IV. Le temps des propositions : L’Assemblée Diocésaine du 17 Février 1996

Cette étape cruciale a amené à recentrer le débat et les interrogations autour de quatre grands thèmes, devenus chantiers : la solidarité, les communautés, les ministères et la formation. A travers l’analyse des comptes rendus de ces quatre chantiers, ont voit poindre en filigrane l’éventail des dimensions à prendre dans la recomposition du diocèse tant dans ses territoires, son fonctionnement que ses missions. Ils illustrent les interrogations et les thématiques développées dans cette thèse où individu ne va pas sans communauté, territoire sans réseau, prêtre sans équipe de laïcs, pratiquant sans militant. C’est à une mosaïque de comportements, de réalités et donc de territoires et de temporalités que l’Eglise diocésaine de Saint Etienne a dû faire face pour mener sa transformation.

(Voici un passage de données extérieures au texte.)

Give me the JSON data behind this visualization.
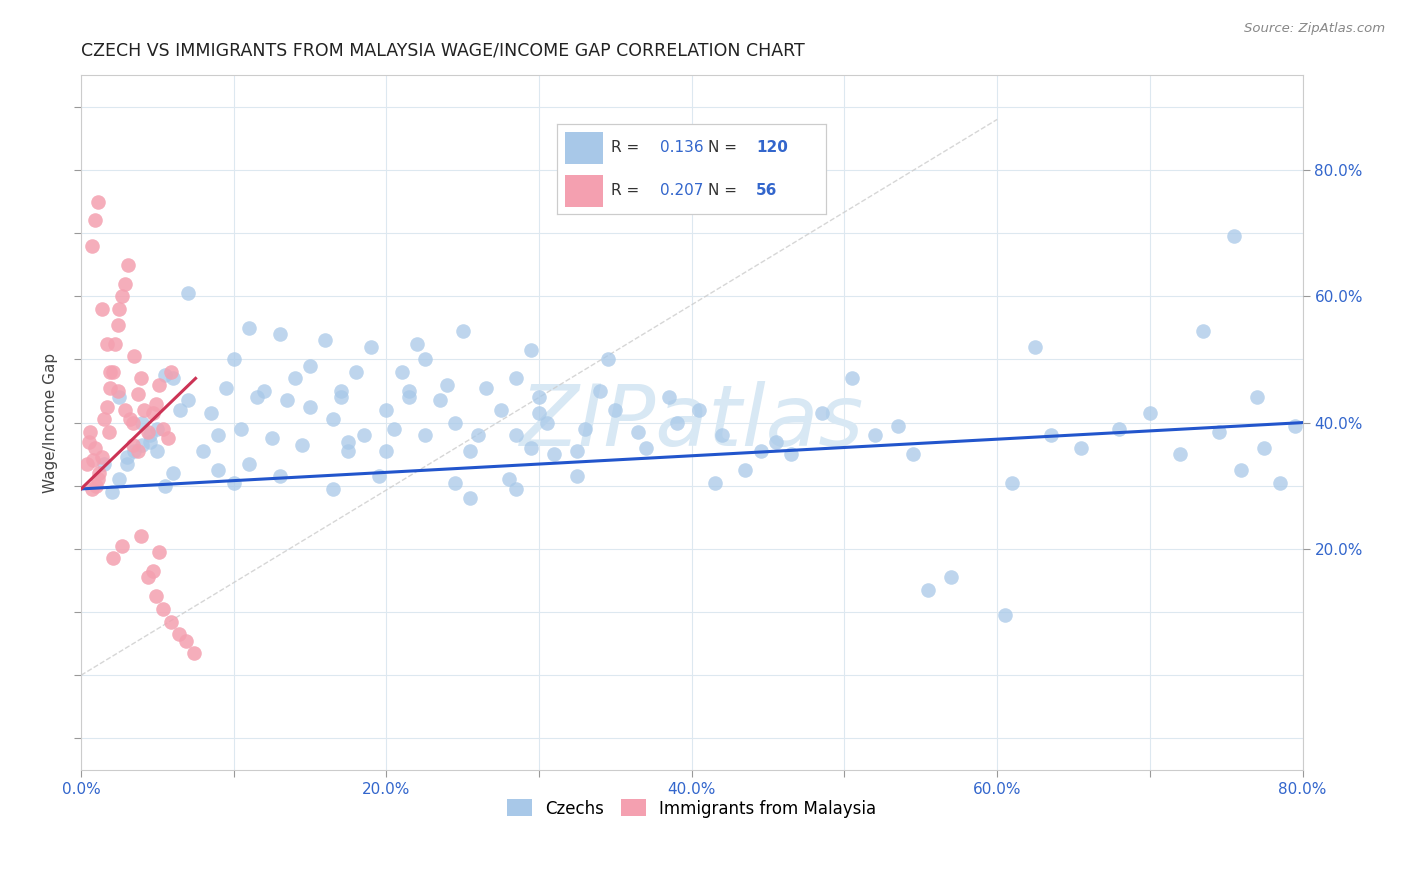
{
  "title": "CZECH VS IMMIGRANTS FROM MALAYSIA WAGE/INCOME GAP CORRELATION CHART",
  "source": "Source: ZipAtlas.com",
  "ylabel": "Wage/Income Gap",
  "xlim": [
    0.0,
    0.8
  ],
  "ylim": [
    -0.15,
    0.95
  ],
  "blue_color": "#a8c8e8",
  "pink_color": "#f4a0b0",
  "blue_line_color": "#2255cc",
  "pink_line_color": "#cc3355",
  "ref_line_color": "#cccccc",
  "watermark_color": "#d8e8f4",
  "R_blue": 0.136,
  "N_blue": 120,
  "R_pink": 0.207,
  "N_pink": 56,
  "legend_blue_label": "Czechs",
  "legend_pink_label": "Immigrants from Malaysia",
  "blue_dots_x": [
    0.015,
    0.025,
    0.035,
    0.045,
    0.02,
    0.03,
    0.04,
    0.05,
    0.055,
    0.06,
    0.065,
    0.07,
    0.055,
    0.045,
    0.03,
    0.025,
    0.05,
    0.06,
    0.07,
    0.04,
    0.08,
    0.09,
    0.1,
    0.11,
    0.09,
    0.085,
    0.095,
    0.1,
    0.115,
    0.105,
    0.12,
    0.13,
    0.125,
    0.11,
    0.135,
    0.14,
    0.15,
    0.145,
    0.13,
    0.15,
    0.16,
    0.17,
    0.165,
    0.175,
    0.18,
    0.185,
    0.165,
    0.17,
    0.175,
    0.19,
    0.2,
    0.21,
    0.22,
    0.205,
    0.195,
    0.215,
    0.225,
    0.2,
    0.215,
    0.225,
    0.24,
    0.25,
    0.245,
    0.26,
    0.235,
    0.255,
    0.245,
    0.255,
    0.265,
    0.275,
    0.285,
    0.295,
    0.285,
    0.3,
    0.28,
    0.295,
    0.285,
    0.31,
    0.3,
    0.305,
    0.325,
    0.34,
    0.33,
    0.35,
    0.325,
    0.345,
    0.365,
    0.385,
    0.37,
    0.39,
    0.405,
    0.42,
    0.415,
    0.445,
    0.435,
    0.455,
    0.485,
    0.505,
    0.52,
    0.465,
    0.535,
    0.555,
    0.57,
    0.545,
    0.605,
    0.625,
    0.635,
    0.61,
    0.655,
    0.68,
    0.7,
    0.72,
    0.735,
    0.755,
    0.745,
    0.77,
    0.76,
    0.785,
    0.795,
    0.775
  ],
  "blue_dots_y": [
    0.335,
    0.31,
    0.355,
    0.38,
    0.29,
    0.335,
    0.4,
    0.355,
    0.3,
    0.32,
    0.42,
    0.605,
    0.475,
    0.37,
    0.345,
    0.44,
    0.39,
    0.47,
    0.435,
    0.365,
    0.355,
    0.38,
    0.5,
    0.55,
    0.325,
    0.415,
    0.455,
    0.305,
    0.44,
    0.39,
    0.45,
    0.54,
    0.375,
    0.335,
    0.435,
    0.47,
    0.425,
    0.365,
    0.315,
    0.49,
    0.53,
    0.45,
    0.405,
    0.355,
    0.48,
    0.38,
    0.295,
    0.44,
    0.37,
    0.52,
    0.42,
    0.48,
    0.525,
    0.39,
    0.315,
    0.45,
    0.38,
    0.355,
    0.44,
    0.5,
    0.46,
    0.545,
    0.4,
    0.38,
    0.435,
    0.355,
    0.305,
    0.28,
    0.455,
    0.42,
    0.47,
    0.515,
    0.38,
    0.44,
    0.31,
    0.36,
    0.295,
    0.35,
    0.415,
    0.4,
    0.355,
    0.45,
    0.39,
    0.42,
    0.315,
    0.5,
    0.385,
    0.44,
    0.36,
    0.4,
    0.42,
    0.38,
    0.305,
    0.355,
    0.325,
    0.37,
    0.415,
    0.47,
    0.38,
    0.35,
    0.395,
    0.135,
    0.155,
    0.35,
    0.095,
    0.52,
    0.38,
    0.305,
    0.36,
    0.39,
    0.415,
    0.35,
    0.545,
    0.695,
    0.385,
    0.44,
    0.325,
    0.305,
    0.395,
    0.36
  ],
  "pink_dots_x": [
    0.004,
    0.007,
    0.009,
    0.011,
    0.005,
    0.008,
    0.01,
    0.006,
    0.012,
    0.014,
    0.017,
    0.019,
    0.015,
    0.021,
    0.024,
    0.018,
    0.022,
    0.027,
    0.025,
    0.029,
    0.031,
    0.034,
    0.032,
    0.037,
    0.035,
    0.039,
    0.041,
    0.044,
    0.037,
    0.049,
    0.047,
    0.051,
    0.054,
    0.057,
    0.059,
    0.009,
    0.011,
    0.007,
    0.014,
    0.017,
    0.019,
    0.024,
    0.029,
    0.034,
    0.021,
    0.027,
    0.039,
    0.044,
    0.049,
    0.054,
    0.059,
    0.064,
    0.069,
    0.074,
    0.047,
    0.051
  ],
  "pink_dots_y": [
    0.335,
    0.295,
    0.36,
    0.31,
    0.37,
    0.34,
    0.3,
    0.385,
    0.32,
    0.345,
    0.425,
    0.455,
    0.405,
    0.48,
    0.555,
    0.385,
    0.525,
    0.6,
    0.58,
    0.62,
    0.65,
    0.365,
    0.405,
    0.445,
    0.505,
    0.47,
    0.42,
    0.385,
    0.355,
    0.43,
    0.415,
    0.46,
    0.39,
    0.375,
    0.48,
    0.72,
    0.75,
    0.68,
    0.58,
    0.525,
    0.48,
    0.45,
    0.42,
    0.4,
    0.185,
    0.205,
    0.22,
    0.155,
    0.125,
    0.105,
    0.085,
    0.065,
    0.055,
    0.035,
    0.165,
    0.195
  ],
  "background_color": "#ffffff",
  "grid_color": "#dde8f0",
  "blue_trend_x0": 0.0,
  "blue_trend_y0": 0.295,
  "blue_trend_x1": 0.8,
  "blue_trend_y1": 0.4,
  "pink_trend_x0": 0.0,
  "pink_trend_y0": 0.295,
  "pink_trend_x1": 0.075,
  "pink_trend_y1": 0.47,
  "ref_line_x0": 0.0,
  "ref_line_y0": 0.0,
  "ref_line_x1": 0.6,
  "ref_line_y1": 0.88
}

La solidarité : le débat s’est articulé autour de trois points : quelles solidarités ? L’accent est mis sur les solidarités humaines, dans un souci de transcender les solidarités religieuses. L’éducation, le travail, l’engagement civique, syndical et politique sont mis en avant. Quelles paroles d’Eglise ? les actes sans parole n’ont de sens. L’Eglise doit rappeler des exigences pour une vie société. Elle doit s’ouvrir doublement au monde. La solidarité est nourriture de la foi, la foi est nourriture de la solidarité, à quelles conditions ? Il est question ici, de donner sens, ne pas opposer foi et monde, aider les individus à devenir des être pleins, en dehors de l’Eglise. L’objectif de cette thématique était de faire prendre conscience et révéler aux chrétiens qu’ils font partis de l’humanité commune. L’Eglise cherche à proposer des lieux de réflexion sur la « parole sociale » de celle-ci .La quête de visibilité forte est affichée. L’institution veut aussi récupérer les différents mouvements de solidarités, toutes ces communautés qui gravitent sans pour autant être satellisées : « A l’intérieur de l’Eglise, qu’il y ait bien collaboration entre les instances de solidarité. Que le conseil de la solidarité soit plus visible 86  ».

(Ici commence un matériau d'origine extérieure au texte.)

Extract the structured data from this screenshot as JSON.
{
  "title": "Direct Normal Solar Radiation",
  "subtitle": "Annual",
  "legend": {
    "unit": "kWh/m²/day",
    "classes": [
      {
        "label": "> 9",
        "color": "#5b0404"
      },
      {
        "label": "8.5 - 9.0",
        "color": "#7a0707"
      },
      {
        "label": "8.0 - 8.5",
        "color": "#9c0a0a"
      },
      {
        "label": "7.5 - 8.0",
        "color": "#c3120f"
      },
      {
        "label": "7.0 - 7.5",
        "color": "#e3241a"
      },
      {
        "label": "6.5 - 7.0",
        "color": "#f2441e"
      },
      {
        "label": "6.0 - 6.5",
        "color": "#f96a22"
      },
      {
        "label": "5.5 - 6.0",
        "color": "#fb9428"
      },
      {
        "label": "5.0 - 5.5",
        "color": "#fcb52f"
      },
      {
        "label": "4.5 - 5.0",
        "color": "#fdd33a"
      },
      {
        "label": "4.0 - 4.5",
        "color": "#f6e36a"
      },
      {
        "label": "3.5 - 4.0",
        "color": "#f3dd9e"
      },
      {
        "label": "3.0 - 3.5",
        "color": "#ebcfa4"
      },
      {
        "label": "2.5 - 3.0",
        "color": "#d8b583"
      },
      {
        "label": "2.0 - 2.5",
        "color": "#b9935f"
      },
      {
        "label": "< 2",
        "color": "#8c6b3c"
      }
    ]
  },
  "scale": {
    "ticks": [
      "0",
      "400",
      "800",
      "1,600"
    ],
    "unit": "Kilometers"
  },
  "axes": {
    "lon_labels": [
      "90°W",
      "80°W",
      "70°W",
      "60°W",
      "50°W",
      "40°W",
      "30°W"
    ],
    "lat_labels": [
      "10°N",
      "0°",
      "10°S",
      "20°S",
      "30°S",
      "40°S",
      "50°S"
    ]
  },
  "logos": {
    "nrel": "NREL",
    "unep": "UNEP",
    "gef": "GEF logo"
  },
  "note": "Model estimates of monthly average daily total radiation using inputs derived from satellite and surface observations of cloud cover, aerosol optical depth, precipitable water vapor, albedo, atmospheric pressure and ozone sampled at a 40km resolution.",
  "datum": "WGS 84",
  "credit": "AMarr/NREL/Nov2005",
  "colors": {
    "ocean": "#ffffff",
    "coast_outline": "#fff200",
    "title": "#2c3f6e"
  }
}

Les communautés : c’est certainement la pierre angulaire de la recomposition. Se croisent en effet, des impératifs purement fonctionnels (nombre de prêtres en baisse, administration coûteuse) – même si comme nous venons de l’analyser, cela n’est jamasi évoqué dans le discours diocésain- à une attention à la pluralité des comportements religieux. L’enjeu était de chercher et de mettre en place une nouvelle organisation diocésaine. Communautés et assemblées sont synonymes tout au long de la réflexion et le devenir de la paroisse, en nombre, en fonctionnement ou en tant que concept en est au cœur. Les interrogations furent nombreuses : faut-il regrouper les paroisses ? Peut-on considérer localement que la paroisse n’est pas une communauté unique ou est-ce un lieu de rencontre et de communion entre des communautés diverses ? La réponse fut commune et proposa une véritable idée, un concept même : une communion de communautés.

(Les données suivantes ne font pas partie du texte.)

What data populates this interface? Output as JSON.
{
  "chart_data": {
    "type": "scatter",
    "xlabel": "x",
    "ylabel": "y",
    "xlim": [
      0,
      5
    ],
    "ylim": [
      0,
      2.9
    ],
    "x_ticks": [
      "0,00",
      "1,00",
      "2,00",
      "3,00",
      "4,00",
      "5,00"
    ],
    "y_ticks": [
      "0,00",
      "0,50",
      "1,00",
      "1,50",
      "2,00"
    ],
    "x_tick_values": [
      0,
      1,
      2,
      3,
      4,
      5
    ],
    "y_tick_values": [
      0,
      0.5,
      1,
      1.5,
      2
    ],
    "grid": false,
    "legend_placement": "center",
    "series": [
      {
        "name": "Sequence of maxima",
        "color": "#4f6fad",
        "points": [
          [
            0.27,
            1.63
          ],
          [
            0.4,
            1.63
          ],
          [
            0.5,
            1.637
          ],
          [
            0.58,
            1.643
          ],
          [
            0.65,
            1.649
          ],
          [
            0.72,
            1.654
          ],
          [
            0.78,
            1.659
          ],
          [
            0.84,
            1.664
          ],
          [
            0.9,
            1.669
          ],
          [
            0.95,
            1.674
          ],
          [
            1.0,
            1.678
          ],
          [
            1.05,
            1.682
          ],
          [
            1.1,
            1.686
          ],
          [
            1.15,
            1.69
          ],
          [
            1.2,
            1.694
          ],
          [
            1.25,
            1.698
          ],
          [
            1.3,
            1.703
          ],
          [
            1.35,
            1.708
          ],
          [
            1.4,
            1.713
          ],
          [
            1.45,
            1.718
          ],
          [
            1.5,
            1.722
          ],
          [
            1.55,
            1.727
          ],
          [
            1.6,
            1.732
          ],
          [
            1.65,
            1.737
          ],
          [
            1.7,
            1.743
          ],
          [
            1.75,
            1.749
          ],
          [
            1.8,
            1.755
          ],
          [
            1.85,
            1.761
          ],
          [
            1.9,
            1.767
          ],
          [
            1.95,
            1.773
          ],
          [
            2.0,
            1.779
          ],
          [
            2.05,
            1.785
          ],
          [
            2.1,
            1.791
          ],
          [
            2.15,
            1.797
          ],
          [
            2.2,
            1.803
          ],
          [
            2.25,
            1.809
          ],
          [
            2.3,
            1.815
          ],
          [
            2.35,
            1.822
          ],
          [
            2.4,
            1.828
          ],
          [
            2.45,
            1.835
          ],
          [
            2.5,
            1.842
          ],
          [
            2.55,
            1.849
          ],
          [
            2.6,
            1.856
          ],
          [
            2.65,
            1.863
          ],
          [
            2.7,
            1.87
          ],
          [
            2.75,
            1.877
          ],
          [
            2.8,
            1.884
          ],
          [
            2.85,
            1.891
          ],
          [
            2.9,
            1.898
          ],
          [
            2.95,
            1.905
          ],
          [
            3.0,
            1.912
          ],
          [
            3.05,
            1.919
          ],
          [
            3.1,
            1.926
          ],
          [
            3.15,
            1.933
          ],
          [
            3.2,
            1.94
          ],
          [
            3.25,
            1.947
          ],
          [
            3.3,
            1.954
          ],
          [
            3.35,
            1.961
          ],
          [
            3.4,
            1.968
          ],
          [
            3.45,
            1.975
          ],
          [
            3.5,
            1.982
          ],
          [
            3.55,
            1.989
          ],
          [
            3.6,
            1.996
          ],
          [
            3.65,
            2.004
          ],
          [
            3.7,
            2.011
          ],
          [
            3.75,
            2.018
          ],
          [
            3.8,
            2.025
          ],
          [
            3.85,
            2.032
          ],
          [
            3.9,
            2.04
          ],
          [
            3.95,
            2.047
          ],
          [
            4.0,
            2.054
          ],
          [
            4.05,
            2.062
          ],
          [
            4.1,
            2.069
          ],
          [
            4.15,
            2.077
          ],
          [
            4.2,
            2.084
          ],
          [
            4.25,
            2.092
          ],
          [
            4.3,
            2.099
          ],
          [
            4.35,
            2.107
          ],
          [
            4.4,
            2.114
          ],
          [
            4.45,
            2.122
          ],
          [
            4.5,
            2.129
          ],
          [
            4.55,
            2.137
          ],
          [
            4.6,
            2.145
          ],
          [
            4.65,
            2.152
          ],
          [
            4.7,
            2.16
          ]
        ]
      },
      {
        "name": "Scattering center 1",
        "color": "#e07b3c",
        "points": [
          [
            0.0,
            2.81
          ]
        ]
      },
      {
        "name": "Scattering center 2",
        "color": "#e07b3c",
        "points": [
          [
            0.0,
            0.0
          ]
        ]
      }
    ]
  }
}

Elle reflète tout d’abord une manière dynamique de concevoir l’Eglise, dans le sens où elle implique la mise en mouvement et la rencontre. C’est aussi une prise en compte des nombreux groupes et équipes qui structurent la vie et la mission de l’Eglise. Enfin, elle admet l’existence d’une mosaïque de communautés, en accord avec les réseaux de vie, avec des perspectives et des buts précis, chacune reconnue mais nécessaire à la vie de l’Eglise, sorte de « supra communauté ». Concevoir l’Eglise comme une communion de communautés évite de confondre unité et uniformité et dépasse l’esprit de clocher. Cette perspective semble être plus en accord avec les réalités. Il est question de décloisonnement plus que de fusionnement, de créer des lieux et des rassemblements qui respectent l’identité propre de chaque individu, de chaque communauté mais en les inscrivant dans une mission commune avec un souci particulier pour faire aimer l’Eglise aux jeunes.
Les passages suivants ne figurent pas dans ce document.